BEREA, Ohio — The Cleveland Browns have a chance to sweep a regular-season series with the Pittsburgh Steelers for the first time since the 1988 season when they travel to Heinz Field in Pittsburgh for Sunday’s AFC North Division game.
However, just because the Browns won the first meeting, 21-7, at FirstEnergy Stadium in Cleveland on the November 14 edition of “Thursday Night Football” does not mean that those in the locker room believe they have restarted one of the fiercest rivalries in the National Football League.
“Not even close,” Browns coach Freddie Kitchens said of getting a win against the Steelers earlier this season.
“I don’t think I’ve done anything. No, I don’t think our team has done anything. Our team needs to be focused on this week, and I think that’s what they feel. We haven’t done anything. What have we done? We haven’t done anything.”
Since returning to the NFL in 1999, the Browns have posted a 7-34-1 record against the Steelers, and the numbers have been even more staggering in games played in Pittsburgh, a place where Cleveland has not won since October of 2003.
The Browns are 2-19 in games played in Pittsburgh since 1999, including a playoff loss following the 2002 regular season.
“It takes two to have a rivalry, so we’ve gotta have our part,” Kitchens said. “We’ve got to do our part. That’s probably not going to sit well with some people, but to me, you gotta win your share to make it a rivalry.
“This team’s totally different than other teams. I think we understand what this game means to us and to our season. Rivalries are great for fans. Rivalries are great for you after the fact, but it should be a big enough deal for us that it’s the next football game and it’s the next divisional game.”
While the Browns (5-6) understand this week against the Steelers (6-5) could be an elimination game for the team that comes up on the losing side of the scoreboard and the playoff-like atmosphere that awaits at Heinz Field, Kitchens has continued to emphasize a singular mindset and focus every day at practice and in meetings.

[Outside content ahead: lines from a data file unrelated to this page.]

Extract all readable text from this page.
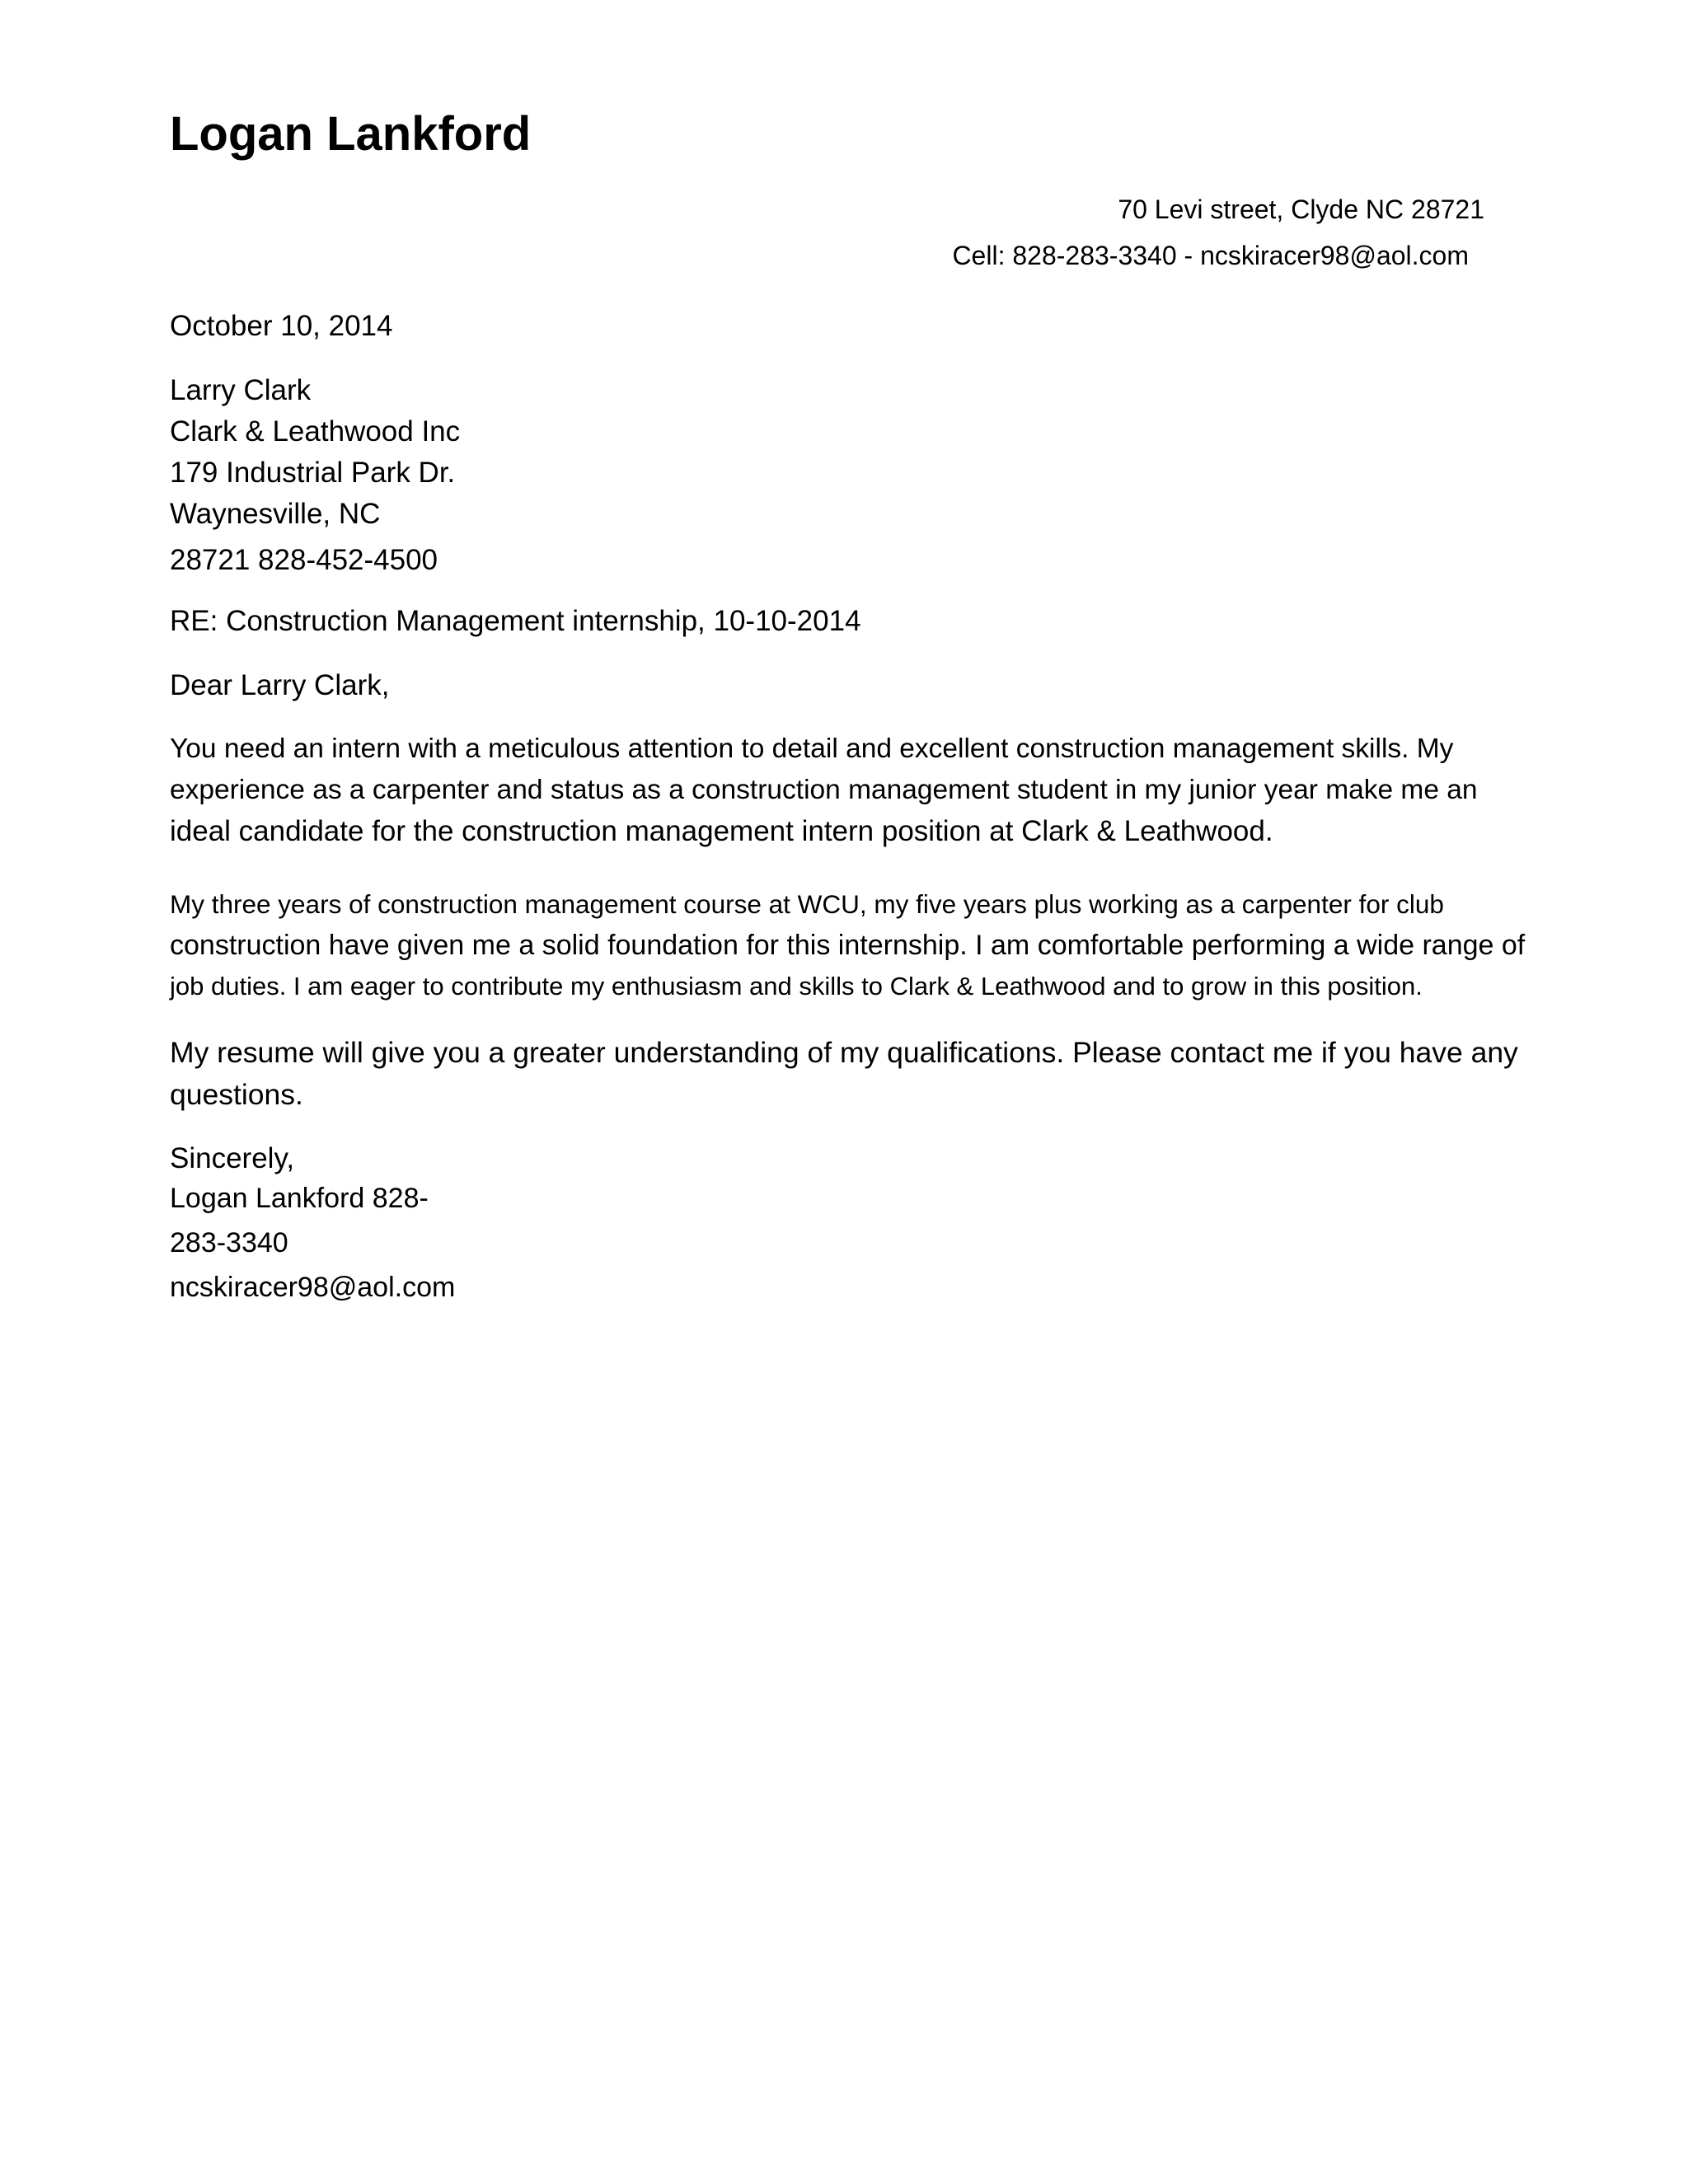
Logan Lankford
70 Levi street, Clyde NC 28721
Cell: 828-283-3340 - ncskiracer98@aol.com
October 10, 2014
Larry Clark
Clark & Leathwood Inc
179 Industrial Park Dr.
Waynesville, NC
28721 828-452-4500
RE: Construction Management internship, 10-10-2014
Dear Larry Clark,
You need an intern with a meticulous attention to detail and excellent construction management skills. My
experience as a carpenter and status as a construction management student in my junior year make me an
ideal candidate for the construction management intern position at Clark & Leathwood.
My three years of construction management course at WCU, my five years plus working as a carpenter for club
construction have given me a solid foundation for this internship. I am comfortable performing a wide range of
job duties. I am eager to contribute my enthusiasm and skills to Clark & Leathwood and to grow in this position.
My resume will give you a greater understanding of my qualifications. Please contact me if you have any
questions.
Sincerely,
Logan Lankford 828-
283-3340
ncskiracer98@aol.com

“We’re only worried about this week, and we don’t even care what ramifications it has,” Kitchens said. “That’s not even in our realm of thinking. We’re only worried about preparing today. We truly feel like our guys are only worried about preparing today. They’ve demonstrated that over the course of the week, so let’s see if we can stay hyper-focused again this week, and that means today. We’ve got to narrow our window of what we’re focusing on, and that’s just today.
“We have all the respect in the world for Pittsburgh. What they’ve done over time, this year, is nothing short of amazing. It’s a great organization, great team.”